Tazio Nuvolari fu un campione delle 4 ruote. Aveva iniziato a cimentarsi alla guida di un'autoambulanza quando era sotto le armi. Il suo motto era "i freni non servono". In contrapposizione alla sua vita sportiva però, non ebbe altrettanta fortuna nella vita. Perse infatti entrambi i figli a causa i una malattia, nonostante avesse cercato di tenerli lontani da ogni altro pericolo della vita, mandandoli a studiare in prestigiosi collegi. In seguito a questo grave lutto egli cominciò a correre in maniera ancora più spericolata, quasi andando in contro alla morte.
Nel dopoguerra, sono gli sportivi a fare da ambasciatori del nostro Paese, poiché l'Italia esce sconfitta dal conflitto bellico.
Fausto Coppi divenne il simbolo di un'epoca. Fu il primo a lavorare in maniera scientifica nel raggiungimento di un risultato. Il suo principale antagonista fu Gino Bartali. Coppi rappresentava la sinistra del paese, ed era anche il modello della sofferenza e del sacrificio. Tale era infatti il suo modo di correre, effettuando delle scalate in solitaria con uno sforzo maggiore a quello richiesto, date le sue grandi potenzialità. Bartali era il rappresentante della destra. In realtà entrambi erano dei conservatori. Fatto questo ancora più determinante negli ostacoli che Coppi dovette affrontare quando lasciò la moglie per una altra donna "la dama bianca", ancor più che anch'essa lasciò il marito, medico.

Un cambiamento nel pensiero e nell'atteggiamento sportivo si ha dopo il miracolo economico (1958-63), e si comincia a pensare al sacrificio come transitorio, come un mezzo per arrivare agli albori per poi vivere i "rendita". Tale è l'atteggiamento assunto dagli italiani, campioni sportivi inclusi, che cominciano a frequentare anche i salotti bene in seguito alla loro nuova condizione socio-economica.

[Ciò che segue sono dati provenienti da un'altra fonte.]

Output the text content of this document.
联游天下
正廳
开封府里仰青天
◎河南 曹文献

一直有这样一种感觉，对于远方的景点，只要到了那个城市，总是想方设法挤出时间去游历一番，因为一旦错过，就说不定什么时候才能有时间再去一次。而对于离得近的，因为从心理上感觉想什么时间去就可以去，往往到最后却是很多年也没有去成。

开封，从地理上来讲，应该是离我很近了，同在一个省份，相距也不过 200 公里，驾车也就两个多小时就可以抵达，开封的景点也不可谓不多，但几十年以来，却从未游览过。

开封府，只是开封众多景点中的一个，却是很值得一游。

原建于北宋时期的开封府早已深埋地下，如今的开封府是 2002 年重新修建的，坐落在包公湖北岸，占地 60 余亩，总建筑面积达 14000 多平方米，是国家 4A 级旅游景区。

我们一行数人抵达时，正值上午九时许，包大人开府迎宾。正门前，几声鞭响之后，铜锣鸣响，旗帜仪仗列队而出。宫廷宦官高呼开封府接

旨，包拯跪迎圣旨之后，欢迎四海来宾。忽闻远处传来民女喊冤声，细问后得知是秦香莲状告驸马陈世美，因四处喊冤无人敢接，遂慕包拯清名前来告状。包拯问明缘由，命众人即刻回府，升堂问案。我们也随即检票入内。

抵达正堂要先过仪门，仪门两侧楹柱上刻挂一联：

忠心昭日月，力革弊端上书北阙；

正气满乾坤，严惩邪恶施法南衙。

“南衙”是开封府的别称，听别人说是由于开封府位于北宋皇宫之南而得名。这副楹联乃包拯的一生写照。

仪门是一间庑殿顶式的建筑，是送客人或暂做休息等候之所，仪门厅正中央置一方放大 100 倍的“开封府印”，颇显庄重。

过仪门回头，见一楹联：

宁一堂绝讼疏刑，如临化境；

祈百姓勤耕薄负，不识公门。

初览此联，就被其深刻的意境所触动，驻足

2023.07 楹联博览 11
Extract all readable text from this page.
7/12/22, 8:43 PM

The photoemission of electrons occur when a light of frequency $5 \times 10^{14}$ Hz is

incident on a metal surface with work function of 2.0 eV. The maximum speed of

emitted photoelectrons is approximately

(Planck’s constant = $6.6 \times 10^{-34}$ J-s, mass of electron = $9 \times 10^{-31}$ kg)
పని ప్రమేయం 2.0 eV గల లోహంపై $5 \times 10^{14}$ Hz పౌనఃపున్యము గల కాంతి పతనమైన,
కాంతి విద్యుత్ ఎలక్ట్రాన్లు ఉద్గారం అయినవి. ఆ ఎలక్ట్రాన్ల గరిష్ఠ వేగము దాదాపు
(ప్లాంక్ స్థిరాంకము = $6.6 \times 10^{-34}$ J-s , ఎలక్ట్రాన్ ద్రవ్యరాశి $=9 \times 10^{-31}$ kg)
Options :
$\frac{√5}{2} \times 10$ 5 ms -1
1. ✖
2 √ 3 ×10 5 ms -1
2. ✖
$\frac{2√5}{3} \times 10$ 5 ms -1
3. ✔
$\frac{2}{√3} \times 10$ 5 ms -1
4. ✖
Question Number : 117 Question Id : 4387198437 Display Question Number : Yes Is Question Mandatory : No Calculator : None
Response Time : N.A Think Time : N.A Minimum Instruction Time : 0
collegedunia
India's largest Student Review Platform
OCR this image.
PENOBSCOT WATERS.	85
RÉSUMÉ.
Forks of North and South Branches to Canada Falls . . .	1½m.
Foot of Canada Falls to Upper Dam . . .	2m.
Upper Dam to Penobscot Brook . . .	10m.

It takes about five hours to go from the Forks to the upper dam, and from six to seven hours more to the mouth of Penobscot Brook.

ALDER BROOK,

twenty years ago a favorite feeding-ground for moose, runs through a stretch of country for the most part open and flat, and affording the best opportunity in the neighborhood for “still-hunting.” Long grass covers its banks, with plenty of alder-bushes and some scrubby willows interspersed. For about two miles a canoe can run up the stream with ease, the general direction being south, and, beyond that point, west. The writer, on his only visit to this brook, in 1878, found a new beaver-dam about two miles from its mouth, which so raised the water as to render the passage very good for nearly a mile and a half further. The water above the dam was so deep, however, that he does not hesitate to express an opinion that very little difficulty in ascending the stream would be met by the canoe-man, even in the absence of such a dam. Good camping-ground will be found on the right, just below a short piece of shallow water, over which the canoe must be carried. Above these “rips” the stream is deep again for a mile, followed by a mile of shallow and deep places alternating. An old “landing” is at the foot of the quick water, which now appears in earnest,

Il nuovo carattere nazionale è rappresentato da Adriano Panatta che sale alla ribalta con un'annata densa di vittorie (1986). In contrapposizione ritroviamo Pietro Mennea che, nonostante i risultati conseguiti, non sembra mai rilassarsi. Gli altri nuovi modelli sono costituiti da Alberto Tomba, che potremmo considerare come un Panatta migliorato, perché vince di più e, anche quando smette di farlo, continua a piacere per il suo modo di essere anche spavaldo. Per lui la gente ridiscende in piazza con la bandiera tricolore. Ancora una volta lo sport riesce a conservare il legame con il nazionalismo e ci si identifica con lo sportivo.